Table 3, below, compares the rates of unit cost across broadly similar Canadian underground gold mining operations. The operations all extract ore from relatively narrow deposits.

The Macassa mine is most comparable to Madsen as it also uses predominantly cut-and fill mining on narrow deposits.  The total cash cost and capital expenditure for Macassa are as reported for the 2017 calendar year, but the breakdown of operating cost into the cost component are in the same proportion as the budgeted in the technical report dated 30 March 2017 for the Macassa mine. Crucially, the operating cost for Macassa is C$305/t.
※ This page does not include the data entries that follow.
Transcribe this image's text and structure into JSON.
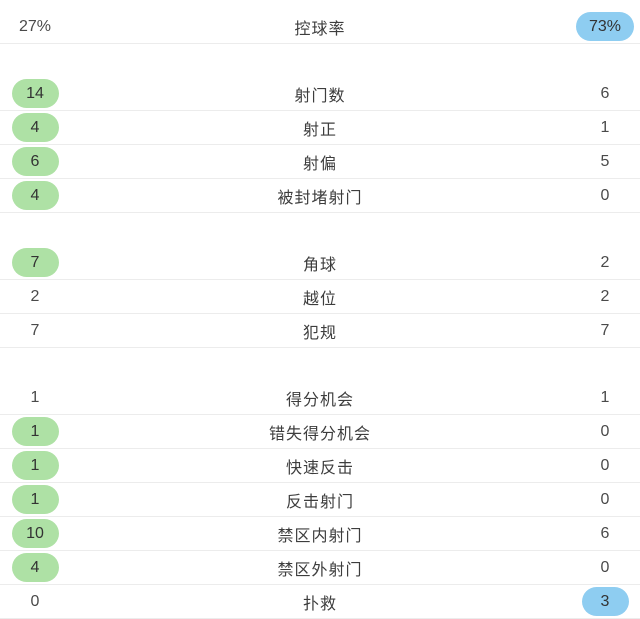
{
  "panel": {
    "type": "football-match-statistics",
    "columns": [
      "home_value",
      "stat_label",
      "away_value"
    ],
    "colors": {
      "home_pill_bg": "#aee1a5",
      "away_pill_bg": "#8ecdf1",
      "label_text": "#3d3d3d",
      "value_text": "#4a4a4a",
      "divider": "#ececec",
      "background": "#ffffff"
    },
    "sections": [
      {
        "rows": [
          {
            "label": "控球率",
            "home": "27%",
            "away": "73%",
            "home_pill": false,
            "away_pill": true
          }
        ]
      },
      {
        "rows": [
          {
            "label": "射门数",
            "home": "14",
            "away": "6",
            "home_pill": true,
            "away_pill": false
          },
          {
            "label": "射正",
            "home": "4",
            "away": "1",
            "home_pill": true,
            "away_pill": false
          },
          {
            "label": "射偏",
            "home": "6",
            "away": "5",
            "home_pill": true,
            "away_pill": false
          },
          {
            "label": "被封堵射门",
            "home": "4",
            "away": "0",
            "home_pill": true,
            "away_pill": false
          }
        ]
      },
      {
        "rows": [
          {
            "label": "角球",
            "home": "7",
            "away": "2",
            "home_pill": true,
            "away_pill": false
          },
          {
            "label": "越位",
            "home": "2",
            "away": "2",
            "home_pill": false,
            "away_pill": false
          },
          {
            "label": "犯规",
            "home": "7",
            "away": "7",
            "home_pill": false,
            "away_pill": false
          }
        ]
      },
      {
        "rows": [
          {
            "label": "得分机会",
            "home": "1",
            "away": "1",
            "home_pill": false,
            "away_pill": false
          },
          {
            "label": "错失得分机会",
            "home": "1",
            "away": "0",
            "home_pill": true,
            "away_pill": false
          },
          {
            "label": "快速反击",
            "home": "1",
            "away": "0",
            "home_pill": true,
            "away_pill": false
          },
          {
            "label": "反击射门",
            "home": "1",
            "away": "0",
            "home_pill": true,
            "away_pill": false
          },
          {
            "label": "禁区内射门",
            "home": "10",
            "away": "6",
            "home_pill": true,
            "away_pill": false
          },
          {
            "label": "禁区外射门",
            "home": "4",
            "away": "0",
            "home_pill": true,
            "away_pill": false
          },
          {
            "label": "扑救",
            "home": "0",
            "away": "3",
            "home_pill": false,
            "away_pill": true
          }
        ]
      }
    ]
  }
}
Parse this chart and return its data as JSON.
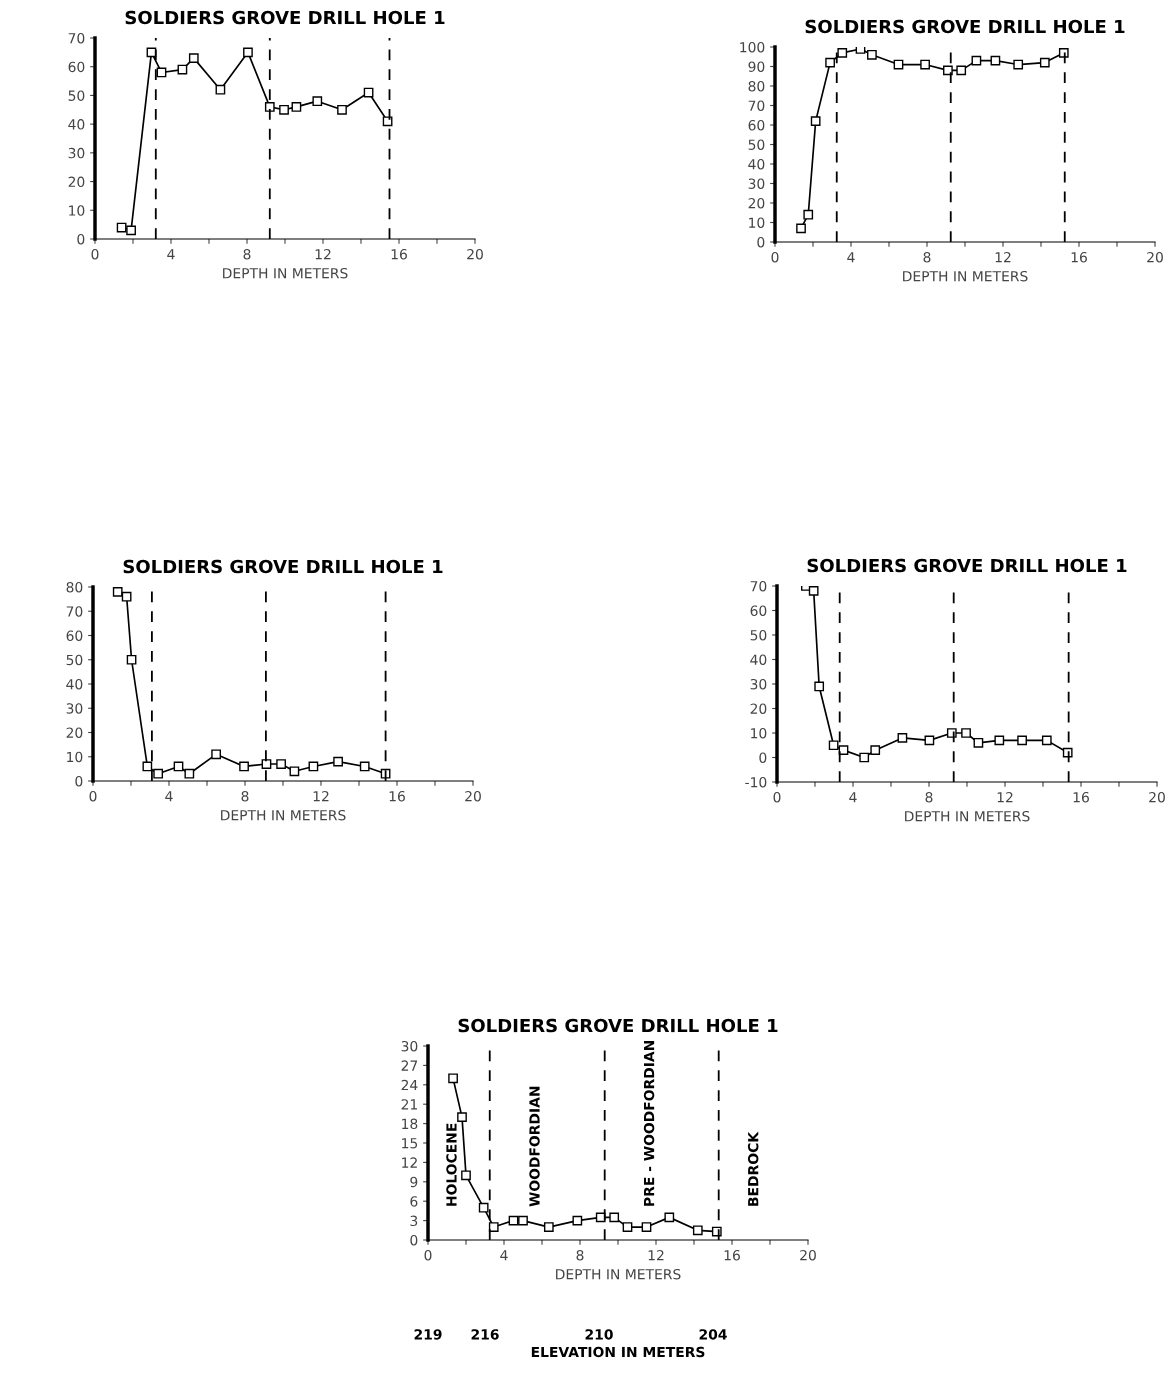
{
  "chart_data": [
    {
      "type": "line",
      "title": "SOLDIERS GROVE DRILL HOLE 1",
      "xlabel": "DEPTH IN METERS",
      "marker": "square",
      "line_style": "solid",
      "grid": false,
      "legend": false,
      "x": [
        1.4,
        1.9,
        2.97,
        3.5,
        4.6,
        5.2,
        6.6,
        8.05,
        9.2,
        9.95,
        10.6,
        11.7,
        13.0,
        14.4,
        15.4
      ],
      "series": [
        {
          "color": "#000000",
          "values": [
            4,
            3,
            65,
            58,
            59,
            63,
            52,
            65,
            46,
            45,
            46,
            48,
            45,
            51,
            41
          ]
        }
      ],
      "xlim": [
        0,
        20
      ],
      "xticks": [
        0,
        {
          "value": 2,
          "label": null
        },
        4,
        {
          "value": 6,
          "label": null
        },
        8,
        {
          "value": 10,
          "label": null
        },
        12,
        {
          "value": 14,
          "label": null
        },
        16,
        {
          "value": 18,
          "label": null
        },
        20
      ],
      "ylim": [
        0,
        70
      ],
      "yticks": [
        0,
        10,
        20,
        30,
        40,
        50,
        60,
        70
      ],
      "ref_lines": [
        {
          "axis": "x",
          "value": 3.2,
          "color": "#000000",
          "line_style": "dashed"
        },
        {
          "axis": "x",
          "value": 9.2,
          "color": "#000000",
          "line_style": "dashed"
        },
        {
          "axis": "x",
          "value": 15.5,
          "color": "#000000",
          "line_style": "dashed"
        }
      ]
    },
    {
      "type": "line",
      "title": "SOLDIERS GROVE DRILL HOLE 1",
      "xlabel": "DEPTH IN METERS",
      "marker": "square",
      "line_style": "solid",
      "grid": false,
      "legend": false,
      "x": [
        1.37,
        1.75,
        2.14,
        2.9,
        3.54,
        4.5,
        5.1,
        6.5,
        7.9,
        9.1,
        9.8,
        10.6,
        11.6,
        12.8,
        14.2,
        15.2
      ],
      "series": [
        {
          "color": "#000000",
          "values": [
            7,
            14,
            62,
            92,
            97,
            99,
            96,
            91,
            91,
            88,
            88,
            93,
            93,
            91,
            92,
            97
          ]
        }
      ],
      "xlim": [
        0,
        20
      ],
      "xticks": [
        0,
        {
          "value": 2,
          "label": null
        },
        4,
        {
          "value": 6,
          "label": null
        },
        8,
        {
          "value": 10,
          "label": null
        },
        12,
        {
          "value": 14,
          "label": null
        },
        16,
        {
          "value": 18,
          "label": null
        },
        20
      ],
      "ylim": [
        0,
        100
      ],
      "yticks": [
        0,
        10,
        20,
        30,
        40,
        50,
        60,
        70,
        80,
        90,
        100
      ],
      "ref_lines": [
        {
          "axis": "x",
          "value": 3.25,
          "color": "#000000",
          "line_style": "dashed"
        },
        {
          "axis": "x",
          "value": 9.25,
          "color": "#000000",
          "line_style": "dashed"
        },
        {
          "axis": "x",
          "value": 15.25,
          "color": "#000000",
          "line_style": "dashed"
        }
      ]
    },
    {
      "type": "line",
      "title": "SOLDIERS GROVE DRILL HOLE 1",
      "xlabel": "DEPTH IN METERS",
      "marker": "square",
      "line_style": "solid",
      "grid": false,
      "legend": false,
      "x": [
        1.3,
        1.77,
        2.03,
        2.86,
        3.43,
        4.5,
        5.07,
        6.48,
        7.95,
        9.13,
        9.9,
        10.6,
        11.6,
        12.9,
        14.3,
        15.4
      ],
      "series": [
        {
          "color": "#000000",
          "values": [
            78,
            76,
            50,
            6,
            3,
            6,
            3,
            11,
            6,
            7,
            7,
            4,
            6,
            8,
            6,
            3
          ]
        }
      ],
      "xlim": [
        0,
        20
      ],
      "xticks": [
        0,
        {
          "value": 2,
          "label": null
        },
        4,
        {
          "value": 6,
          "label": null
        },
        8,
        {
          "value": 10,
          "label": null
        },
        12,
        {
          "value": 14,
          "label": null
        },
        16,
        {
          "value": 18,
          "label": null
        },
        20
      ],
      "ylim": [
        0,
        80
      ],
      "yticks": [
        0,
        10,
        20,
        30,
        40,
        50,
        60,
        70,
        80
      ],
      "ref_lines": [
        {
          "axis": "x",
          "value": 3.1,
          "color": "#000000",
          "line_style": "dashed"
        },
        {
          "axis": "x",
          "value": 9.1,
          "color": "#000000",
          "line_style": "dashed"
        },
        {
          "axis": "x",
          "value": 15.4,
          "color": "#000000",
          "line_style": "dashed"
        }
      ]
    },
    {
      "type": "line",
      "title": "SOLDIERS GROVE DRILL HOLE 1",
      "xlabel": "DEPTH IN METERS",
      "marker": "square",
      "line_style": "solid",
      "grid": false,
      "legend": false,
      "x": [
        1.52,
        1.93,
        2.22,
        2.98,
        3.5,
        4.59,
        5.17,
        6.6,
        8.02,
        9.2,
        9.95,
        10.6,
        11.7,
        12.9,
        14.2,
        15.3
      ],
      "series": [
        {
          "color": "#000000",
          "values": [
            70,
            68,
            29,
            5,
            3,
            0,
            3,
            8,
            7,
            10,
            10,
            6,
            7,
            7,
            7,
            2
          ]
        }
      ],
      "xlim": [
        0,
        20
      ],
      "xticks": [
        0,
        {
          "value": 2,
          "label": null
        },
        4,
        {
          "value": 6,
          "label": null
        },
        8,
        {
          "value": 10,
          "label": null
        },
        12,
        {
          "value": 14,
          "label": null
        },
        16,
        {
          "value": 18,
          "label": null
        },
        20
      ],
      "ylim": [
        -10,
        70
      ],
      "yticks": [
        -10,
        0,
        10,
        20,
        30,
        40,
        50,
        60,
        70
      ],
      "ref_lines": [
        {
          "axis": "x",
          "value": 3.3,
          "color": "#000000",
          "line_style": "dashed"
        },
        {
          "axis": "x",
          "value": 9.3,
          "color": "#000000",
          "line_style": "dashed"
        },
        {
          "axis": "x",
          "value": 15.35,
          "color": "#000000",
          "line_style": "dashed"
        }
      ]
    },
    {
      "type": "line",
      "title": "SOLDIERS GROVE DRILL HOLE 1",
      "xlabel": "DEPTH IN METERS",
      "x2label": "ELEVATION IN METERS",
      "marker": "square",
      "line_style": "solid",
      "grid": false,
      "legend": false,
      "x": [
        1.32,
        1.79,
        2.0,
        2.93,
        3.46,
        4.5,
        5.0,
        6.36,
        7.86,
        9.09,
        9.8,
        10.5,
        11.5,
        12.7,
        14.2,
        15.2
      ],
      "series": [
        {
          "color": "#000000",
          "values": [
            25,
            19,
            10,
            5,
            2,
            3,
            3,
            2,
            3,
            3.5,
            3.5,
            2,
            2,
            3.5,
            1.5,
            1.3
          ]
        }
      ],
      "xlim": [
        0,
        20
      ],
      "xticks": [
        0,
        {
          "value": 2,
          "label": null
        },
        4,
        {
          "value": 6,
          "label": null
        },
        8,
        {
          "value": 10,
          "label": null
        },
        12,
        {
          "value": 14,
          "label": null
        },
        16,
        {
          "value": 18,
          "label": null
        },
        20
      ],
      "x2lim": [
        219,
        199
      ],
      "x2ticks": [
        219,
        216,
        210,
        204
      ],
      "ylim": [
        0,
        30
      ],
      "yticks": [
        0,
        3,
        6,
        9,
        12,
        15,
        18,
        21,
        24,
        27,
        30
      ],
      "ref_lines": [
        {
          "axis": "x",
          "value": 3.25,
          "color": "#000000",
          "line_style": "dashed"
        },
        {
          "axis": "x",
          "value": 9.3,
          "color": "#000000",
          "line_style": "dashed"
        },
        {
          "axis": "x",
          "value": 15.3,
          "color": "#000000",
          "line_style": "dashed"
        }
      ],
      "annotations": [
        "HOLOCENE",
        "WOODFORDIAN",
        "PRE - WOODFORDIAN",
        "BEDROCK"
      ]
    }
  ]
}
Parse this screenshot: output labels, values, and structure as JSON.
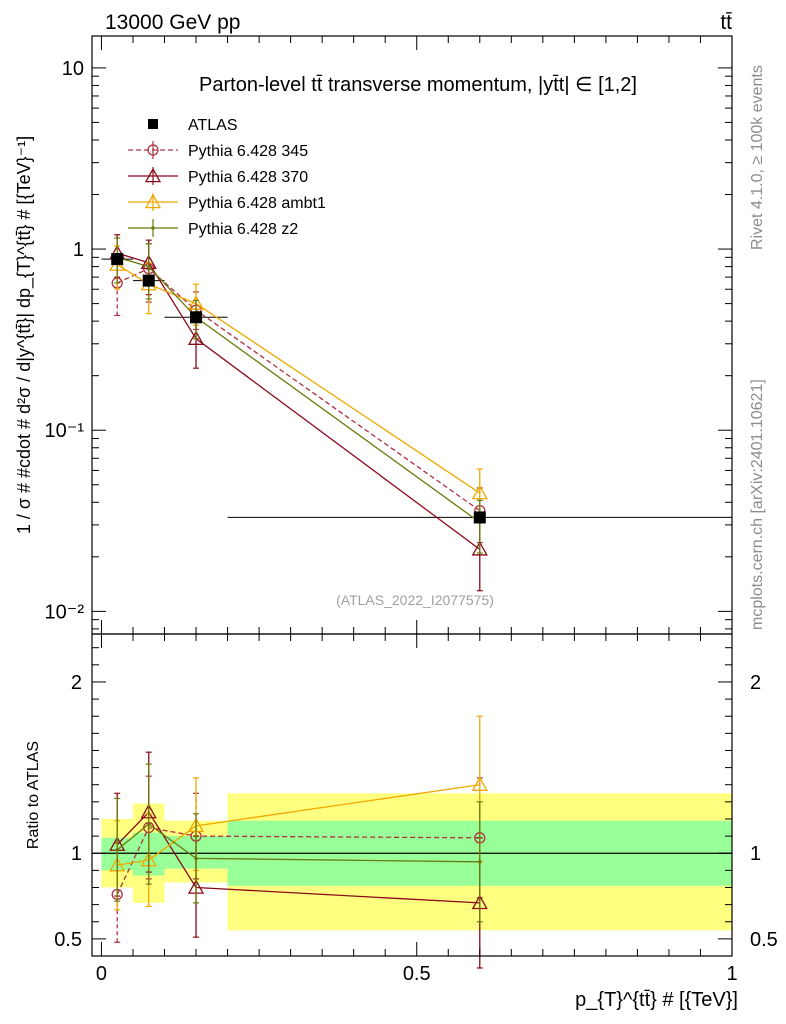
{
  "header": {
    "left": "13000 GeV pp",
    "right": "tt̄"
  },
  "side_labels": {
    "rivet": "Rivet 4.1.0, ≥ 100k events",
    "mcplots": "mcplots.cern.ch [arXiv:2401.10621]"
  },
  "chart_data": [
    {
      "type": "line",
      "panel": "main",
      "title": "Parton-level tt̄ transverse momentum, |yt̄t| ∈ [1,2]",
      "xlabel": "p_{T}^{tt̄} # [{TeV}]",
      "ylabel": "1 / σ # #cdot # d²σ / d|y^{tt̄}| dp_{T}^{tt̄} # [{TeV}⁻¹]",
      "yscale": "log",
      "xlim": [
        -0.015,
        1.0
      ],
      "ylim": [
        0.0075,
        15
      ],
      "y_ticks": [
        {
          "value": 0.01,
          "label": "10⁻²"
        },
        {
          "value": 0.1,
          "label": "10⁻¹"
        },
        {
          "value": 1,
          "label": "1"
        },
        {
          "value": 10,
          "label": "10"
        }
      ],
      "watermark": "(ATLAS_2022_I2077575)",
      "legend_position": "top-left",
      "x": [
        0.025,
        0.075,
        0.15,
        0.6
      ],
      "x_bin_edges": [
        0.0,
        0.05,
        0.1,
        0.2,
        1.0
      ],
      "data": {
        "name": "ATLAS",
        "values": [
          0.88,
          0.67,
          0.42,
          0.033
        ]
      },
      "series": [
        {
          "name": "Pythia 6.428 345",
          "color": "#b03040",
          "marker": "circle",
          "dashed": true,
          "values": [
            0.65,
            0.78,
            0.46,
            0.036
          ],
          "err_low": [
            0.22,
            0.27,
            0.1,
            0.012
          ],
          "err_high": [
            0.2,
            0.29,
            0.12,
            0.012
          ]
        },
        {
          "name": "Pythia 6.428 370",
          "color": "#8b0a1a",
          "marker": "triangle",
          "dashed": false,
          "values": [
            0.95,
            0.84,
            0.32,
            0.022
          ],
          "err_low": [
            0.25,
            0.28,
            0.1,
            0.009
          ],
          "err_high": [
            0.25,
            0.28,
            0.1,
            0.009
          ]
        },
        {
          "name": "Pythia 6.428 ambt1",
          "color": "#f0a800",
          "marker": "triangle",
          "dashed": false,
          "values": [
            0.82,
            0.64,
            0.5,
            0.045
          ],
          "err_low": [
            0.22,
            0.2,
            0.12,
            0.014
          ],
          "err_high": [
            0.22,
            0.2,
            0.14,
            0.016
          ]
        },
        {
          "name": "Pythia 6.428 z2",
          "color": "#6b7a0c",
          "marker": "dot",
          "dashed": false,
          "values": [
            0.9,
            0.8,
            0.42,
            0.031
          ],
          "err_low": [
            0.25,
            0.27,
            0.1,
            0.01
          ],
          "err_high": [
            0.25,
            0.27,
            0.1,
            0.01
          ]
        }
      ]
    },
    {
      "type": "line",
      "panel": "ratio",
      "ylabel": "Ratio to ATLAS",
      "xlabel": "p_{T}^{tt̄} # [{TeV}]",
      "xlim": [
        -0.015,
        1.0
      ],
      "ylim": [
        0.4,
        2.28
      ],
      "y_ticks": [
        {
          "value": 0.5,
          "label": "0.5"
        },
        {
          "value": 1,
          "label": "1"
        },
        {
          "value": 2,
          "label": "2"
        }
      ],
      "x_ticks": [
        {
          "value": 0,
          "label": "0"
        },
        {
          "value": 0.5,
          "label": "0.5"
        },
        {
          "value": 1,
          "label": "1"
        }
      ],
      "uncertainty_bands": [
        {
          "x0": 0.0,
          "x1": 0.05,
          "stat_low": 0.9,
          "stat_high": 1.09,
          "total_low": 0.8,
          "total_high": 1.2
        },
        {
          "x0": 0.05,
          "x1": 0.1,
          "stat_low": 0.87,
          "stat_high": 1.12,
          "total_low": 0.71,
          "total_high": 1.29
        },
        {
          "x0": 0.1,
          "x1": 0.2,
          "stat_low": 0.91,
          "stat_high": 1.1,
          "total_low": 0.83,
          "total_high": 1.19
        },
        {
          "x0": 0.2,
          "x1": 1.0,
          "stat_low": 0.81,
          "stat_high": 1.19,
          "total_low": 0.55,
          "total_high": 1.35
        }
      ],
      "x": [
        0.025,
        0.075,
        0.15,
        0.6
      ],
      "series": [
        {
          "name": "Pythia 6.428 345",
          "color": "#b03040",
          "marker": "circle",
          "dashed": true,
          "values": [
            0.76,
            1.15,
            1.1,
            1.09
          ],
          "err_low": [
            0.28,
            0.3,
            0.25,
            0.35
          ],
          "err_high": [
            0.3,
            0.3,
            0.25,
            0.35
          ]
        },
        {
          "name": "Pythia 6.428 370",
          "color": "#8b0a1a",
          "marker": "triangle",
          "dashed": false,
          "values": [
            1.05,
            1.24,
            0.8,
            0.71
          ],
          "err_low": [
            0.3,
            0.35,
            0.29,
            0.38
          ],
          "err_high": [
            0.3,
            0.35,
            0.3,
            0.38
          ]
        },
        {
          "name": "Pythia 6.428 ambt1",
          "color": "#f0a800",
          "marker": "triangle",
          "dashed": false,
          "values": [
            0.93,
            0.96,
            1.16,
            1.4
          ],
          "err_low": [
            0.26,
            0.27,
            0.26,
            0.45
          ],
          "err_high": [
            0.26,
            0.27,
            0.28,
            0.4
          ]
        },
        {
          "name": "Pythia 6.428 z2",
          "color": "#6b7a0c",
          "marker": "dot",
          "dashed": false,
          "values": [
            1.02,
            1.17,
            0.97,
            0.95
          ],
          "err_low": [
            0.3,
            0.35,
            0.26,
            0.35
          ],
          "err_high": [
            0.3,
            0.35,
            0.26,
            0.35
          ]
        }
      ]
    }
  ]
}
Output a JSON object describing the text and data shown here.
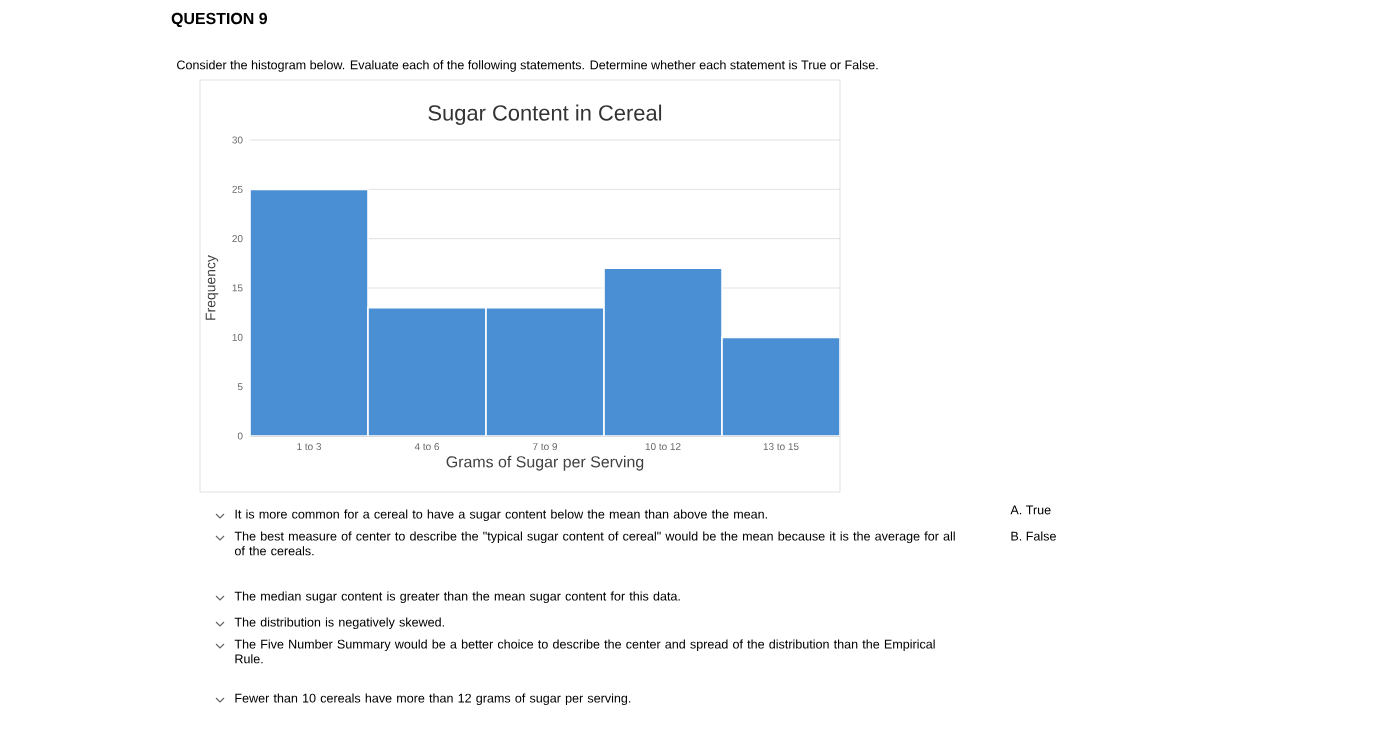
{
  "chart_data": {
    "type": "bar",
    "title": "Sugar Content in Cereal",
    "xlabel": "Grams of Sugar per Serving",
    "ylabel": "Frequency",
    "categories": [
      "1 to 3",
      "4 to 6",
      "7 to 9",
      "10 to 12",
      "13 to 15"
    ],
    "values": [
      25,
      13,
      13,
      17,
      10
    ],
    "color": "#4a8fd4",
    "ylim": [
      0,
      30
    ],
    "yticks": [
      0,
      5,
      10,
      15,
      20,
      25,
      30
    ],
    "grid": "y",
    "annotations": [
      "QUESTION 9",
      "Consider the histogram below. Evaluate each of the following statements. Determine whether each statement is True or False.",
      "It is more common for a cereal to have a sugar content below the mean than above the mean.",
      "The best measure of center to describe the \"typical sugar content of cereal\" would be the mean because it is the average for all of the cereals.",
      "The median sugar content is greater than the mean sugar content for this data.",
      "The distribution is negatively skewed.",
      "The Five Number Summary would be a better choice to describe the center and spread of the distribution than the Empirical Rule.",
      "Fewer than 10 cereals have more than 12 grams of sugar per serving.",
      "A. True",
      "B. False"
    ]
  }
}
As noted in Section 2, using C$305/t to calculate cut-off grades for Madsen would have rendered the mine economic. The upside is that shareholders would not have lost so much money and the company could have survived to find another deposit and live another day.

Conclusions

Successful mining development requires four key areas to work in harmony – Geology, Mining, Processing, and Economics.

In the case of Pure Gold and Madsen, only the Processing proved to be entirely unproblematic. The historical production performance with excellent recoveries was a decisive de-risking factor.

The problems with Geology only became apparent in retrospect. A review of the resource estimation would not have raised any red flags. Confidence would have been boosted by the bulk sample exercise. This indicated a conservative bias to the resource estimation numbers. 

The two major flaws in the assumptions were related to Mining and Economics. The reserve estimation suffered from applying very low dilution figures given the nature of the deposit and the mining methods chosen. When operations started the real dilutions figures where much higher than forecast, which meant that ROM grades were much lower than expected.

The cut-off grade underestimation was greatly aggravated by unrealistically low operating costs in the calculation of the cut-off grade. Given that costs were higher than expected, and grades lower than expected, the mine became a perpetual loss-making enterprise. The data for real operating costs in Canada exists. Benchmarking is an incredibly powerful and important exercise. By not using real-world costs, Pure Gold embarked on a value-destruction exercise.

Crux Investor’s Warning and Advice

Crux Investor notes that single-asset companies are in an unenviable position. The company is so invested in developing one particular project that bias tends to enter into the decision-making process. “We have come so far that the only way is forward….” and “Mines are Made not Found”. Greater objectivity and better decision-making can be found in companies with multiple assets. Multi-asset Companies have greater balance sheet stability, which can empower management to take long-term decisions with greater impartiality than the choices facing management running single-asset companies.

An additional factor is that technical reports are not generated by truly independent agencies. Consultants will typically work hard to ensure a favourable outcome on the project is reached. Consultancies are businesses that make money from doing more work with existing clients (as well as picking up contracts with new clients). A negative report typically does not lead to more work and therefore technical reports have a tendency to be positively biased. Remember also that technical reports are often a collaboration by many different consultants. It only takes one consultant to include an unrealistic assumption, or to overlook key data, for the entire calculation to be flawed.

Crux Investor believes that for as long as the authorities fail to penalise agencies for being blatantly wrong, technical reports will have a positive bias. Note that the degree of bias is proportional to the marginality of the project. More bias is likely on a marginal project than on a high margin project.

All mining companies and any serious investors should compare the input assumptions for economic studies with actual results from similar operations.  This report has illustrated how important it is to check the credibility of suggested cost parameters by carrying out a benchmarking exercise.